Voilà de subtiles méthodes; mais une des meilleures, à mon sens (car nous en avons à choisir), c’est celle du contrat Mohatra.
Le contrat Mohatra, mon père!
Je vois bien, dit-il, que vous ne savez ce que c’est. Il n’y a que le nom d’étrange. Escobar vous l’expliquera au tr. 3, ex. 3, n. 36 Le contrat Mohatra “est celui par lequel on achète des étoffes chèrement et à crédit, pour les revendre au même instant à la même personne argent comptant et à bon marché.” Voilà ce que c’est que le contrat Mohatra par où vous voyez qu’on reçoit une certaine somme comptant, en demeurant obligé pour davantage.
Mais, mon père, je crois qu’il n’y a jamais eu qu’Escobar qui se soit servi de ce mot-là ; y a-t-il d’autres livres qui en parlent ?

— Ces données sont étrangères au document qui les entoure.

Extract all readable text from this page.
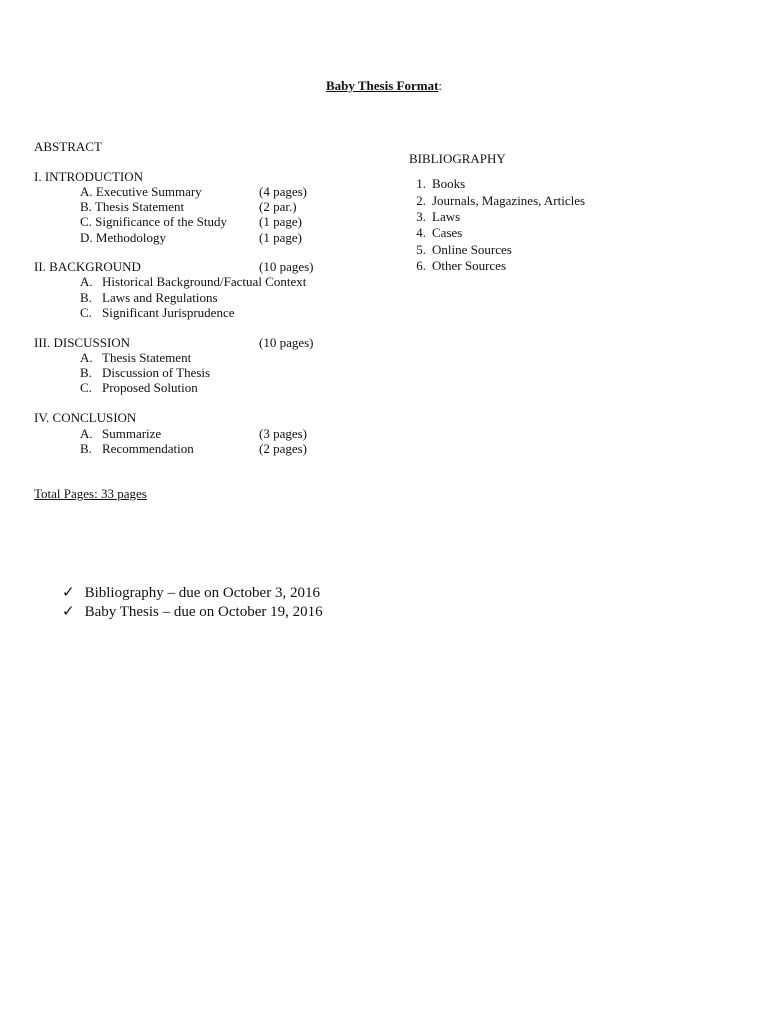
Baby Thesis Format:
ABSTRACT
I. INTRODUCTION
A. Executive Summary	(4 pages)
B. Thesis Statement	(2 par.)
C. Significance of the Study (1 page)
D. Methodology	(1 page)
II. BACKGROUND	(10 pages)
A. Historical Background/Factual Context
B. Laws and Regulations
C. Significant Jurisprudence
III. DISCUSSION	(10 pages)
A. Thesis Statement
B. Discussion of Thesis
C. Proposed Solution
IV. CONCLUSION
A. Summarize	(3 pages)
B. Recommendation	(2 pages)
Total Pages: 33 pages
BIBLIOGRAPHY
1. Books
2. Journals, Magazines, Articles
3. Laws
4. Cases
5. Online Sources
6. Other Sources
✓ Bibliography – due on October 3, 2016
✓ Baby Thesis – due on October 19, 2016
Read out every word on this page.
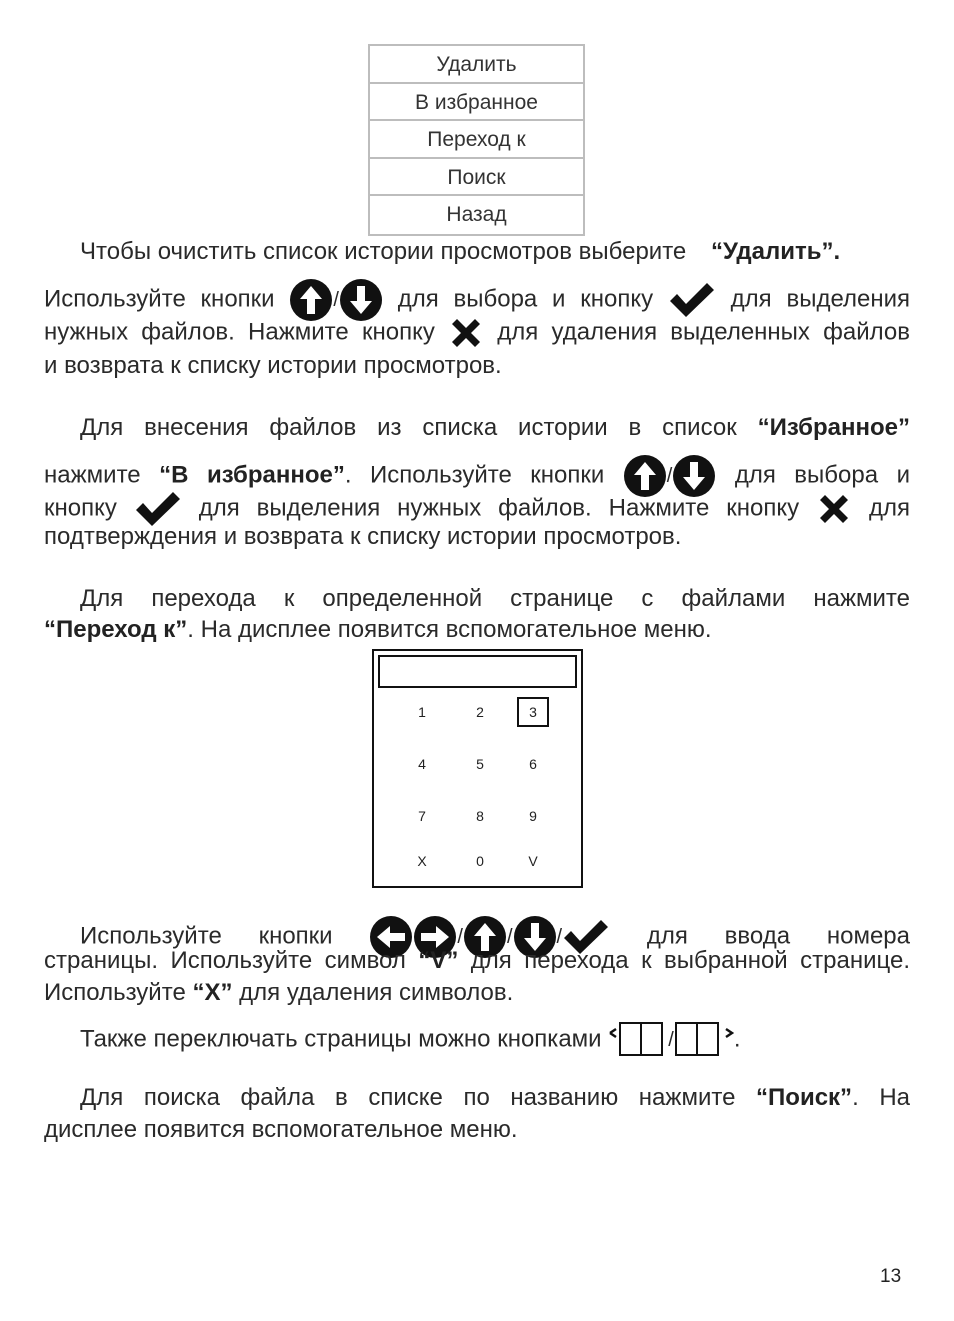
Удалить
В избранное
Переход к
Поиск
Назад
Чтобы очистить список истории просмотров выберите “Удалить”.
Используйте кнопки	/ для выбора и кнопку	для выделения
нужных файлов. Нажмите кнопку	для удаления выделенных файлов
и возврата к списку истории просмотров.
Для внесения файлов из списка истории в список “Избранное”
нажмите “В избранное”. Используйте кнопки	/	для выбора и
кнопку	для выделения нужных файлов. Нажмите кнопку	для
подтверждения и возврата к списку истории просмотров.
Для перехода к определенной странице с файлами нажмите
“Переход к”. На дисплее появится вспомогательное меню.
1	2	3
4	5	6
7	8	9
X	0	V
Используйте кнопки	/ / /	для ввода номера
страницы. Используйте символ “V” для перехода к выбранной странице.
Используйте “X” для удаления символов.
Также переключать страницы можно кнопками	/	.
Для поиска файла в списке по названию нажмите “Поиск”. На
дисплее появится вспомогательное меню.
13
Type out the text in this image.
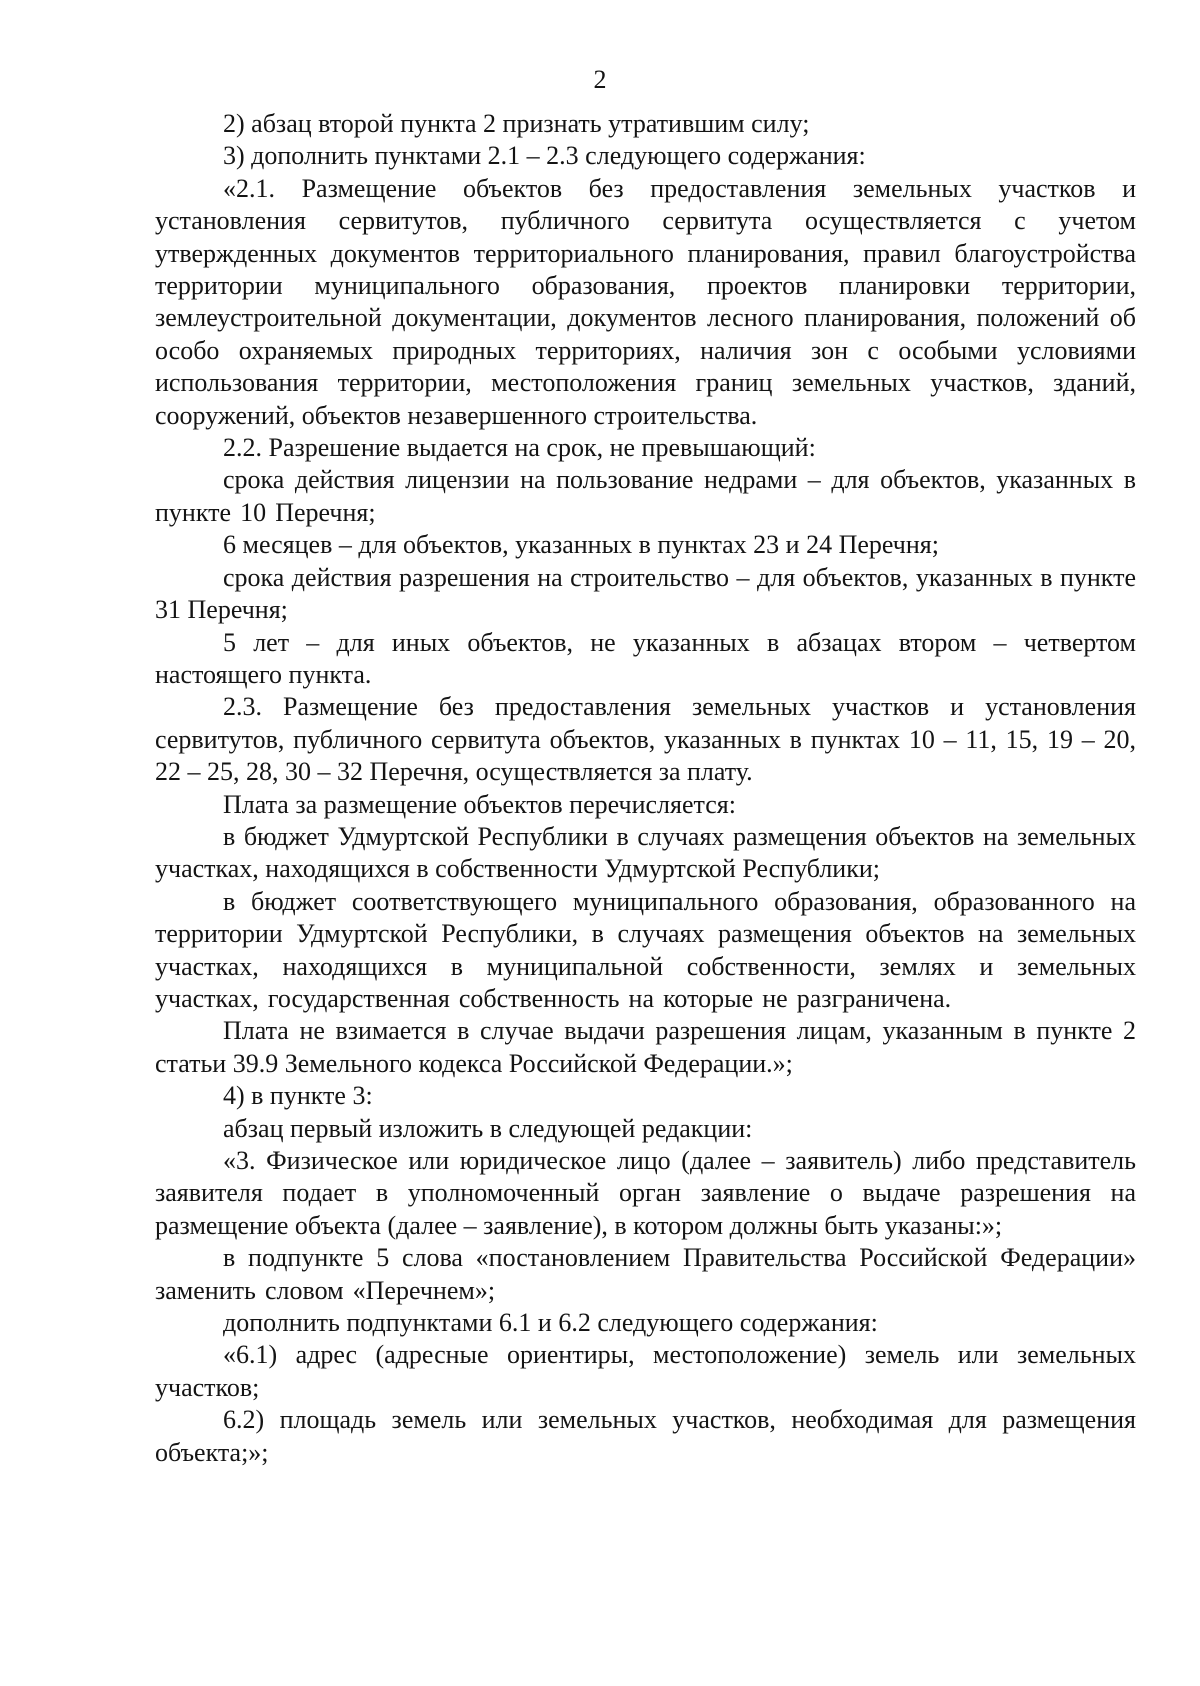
2

2) абзац второй пункта 2 признать утратившим силу;

3) дополнить пунктами 2.1 – 2.3 следующего содержания:

«2.1. Размещение объектов без предоставления земельных участков и установления сервитутов, публичного сервитута осуществляется с учетом утвержденных документов территориального планирования, правил благоустройства территории муниципального образования, проектов планировки территории, землеустроительной документации, документов лесного планирования, положений об особо охраняемых природных территориях, наличия зон с особыми условиями использования территории, местоположения границ земельных участков, зданий, сооружений, объектов незавершенного строительства.

2.2. Разрешение выдается на срок, не превышающий:

срока действия лицензии на пользование недрами – для объектов, указанных в пункте 10 Перечня;

6 месяцев – для объектов, указанных в пунктах 23 и 24 Перечня;

срока действия разрешения на строительство – для объектов, указанных в пункте 31 Перечня;

5 лет – для иных объектов, не указанных в абзацах втором – четвертом настоящего пункта.

2.3. Размещение без предоставления земельных участков и установления сервитутов, публичного сервитута объектов, указанных в пунктах 10 – 11, 15, 19 – 20, 22 – 25, 28, 30 – 32 Перечня, осуществляется за плату.

Плата за размещение объектов перечисляется:

в бюджет Удмуртской Республики в случаях размещения объектов на земельных участках, находящихся в собственности Удмуртской Республики;

в бюджет соответствующего муниципального образования, образованного на территории Удмуртской Республики, в случаях размещения объектов на земельных участках, находящихся в муниципальной собственности, землях и земельных участках, государственная собственность на которые не разграничена.

Плата не взимается в случае выдачи разрешения лицам, указанным в пункте 2 статьи 39.9 Земельного кодекса Российской Федерации.»;

4) в пункте 3:

абзац первый изложить в следующей редакции:

«3. Физическое или юридическое лицо (далее – заявитель) либо представитель заявителя подает в уполномоченный орган заявление о выдаче разрешения на размещение объекта (далее – заявление), в котором должны быть указаны:»;

в подпункте 5 слова «постановлением Правительства Российской Федерации» заменить словом «Перечнем»;

дополнить подпунктами 6.1 и 6.2 следующего содержания:

«6.1) адрес (адресные ориентиры, местоположение) земель или земельных участков;

6.2) площадь земель или земельных участков, необходимая для размещения объекта;»;
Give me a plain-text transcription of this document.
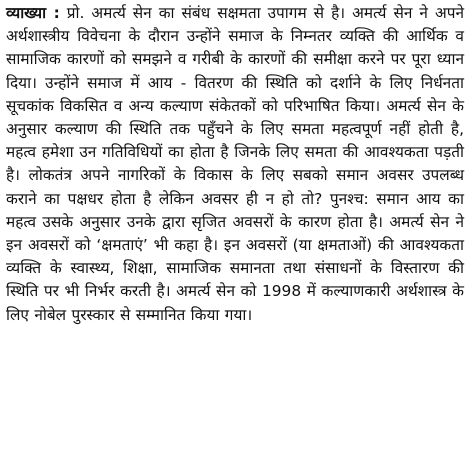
व्याख्या : प्रो. अमर्त्य सेन का संबंध सक्षमता उपागम से है। अमर्त्य सेन ने अपने अर्थशास्त्रीय विवेचना के दौरान उन्होंने समाज के निम्नतर व्यक्ति की आर्थिक व सामाजिक कारणों को समझने व गरीबी के कारणों की समीक्षा करने पर पूरा ध्यान दिया। उन्होंने समाज में आय - वितरण की स्थिति को दर्शाने के लिए निर्धनता सूचकांक विकसित व अन्य कल्याण संकेतकों को परिभाषित किया। अमर्त्य सेन के अनुसार कल्याण की स्थिति तक पहुँचने के लिए समता महत्वपूर्ण नहीं होती है, महत्व हमेशा उन गतिविधियों का होता है जिनके लिए समता की आवश्यकता पड़ती है। लोकतंत्र अपने नागरिकों के विकास के लिए सबको समान अवसर उपलब्ध कराने का पक्षधर होता है लेकिन अवसर ही न हो तो? पुनश्च: समान आय का महत्व उसके अनुसार उनके द्वारा सृजित अवसरों के कारण होता है। अमर्त्य सेन ने इन अवसरों को ‘क्षमताएं’ भी कहा है। इन अवसरों (या क्षमताओं) की आवश्यकता व्यक्ति के स्वास्थ्य, शिक्षा, सामाजिक समानता तथा संसाधनों के विस्तारण की स्थिति पर भी निर्भर करती है। अमर्त्य सेन को 1998 में कल्याणकारी अर्थशास्त्र के लिए नोबेल पुरस्कार से सम्मानित किया गया।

Que vous savez peu tes choses ! me dit le père. Le dernier livre de théologie morale qui a été imprimé cette année même à Paris, parle du Mohatra,et doctement. Il est intitulé Epilogies. C’est un abrégé de toutes les Sommes de théologie, pris de nos pères Suarez, Sanchez, Lessius, Fagundez, Hurtado, et d’autres casuistes célèbrcs, comme le titre le dit. Vous y verrez donc en la p. 54 Le Mohatra est quand un homme, qui a affaire de “vingt pistoles, achète d’un marchand des étoffes pour trente pistoles, payantes dans un an et les lui revend à l’heure même pour vingt pistoles comptant.” Vous voyez bien par là que le Mohatra n’est pas un mot inouï.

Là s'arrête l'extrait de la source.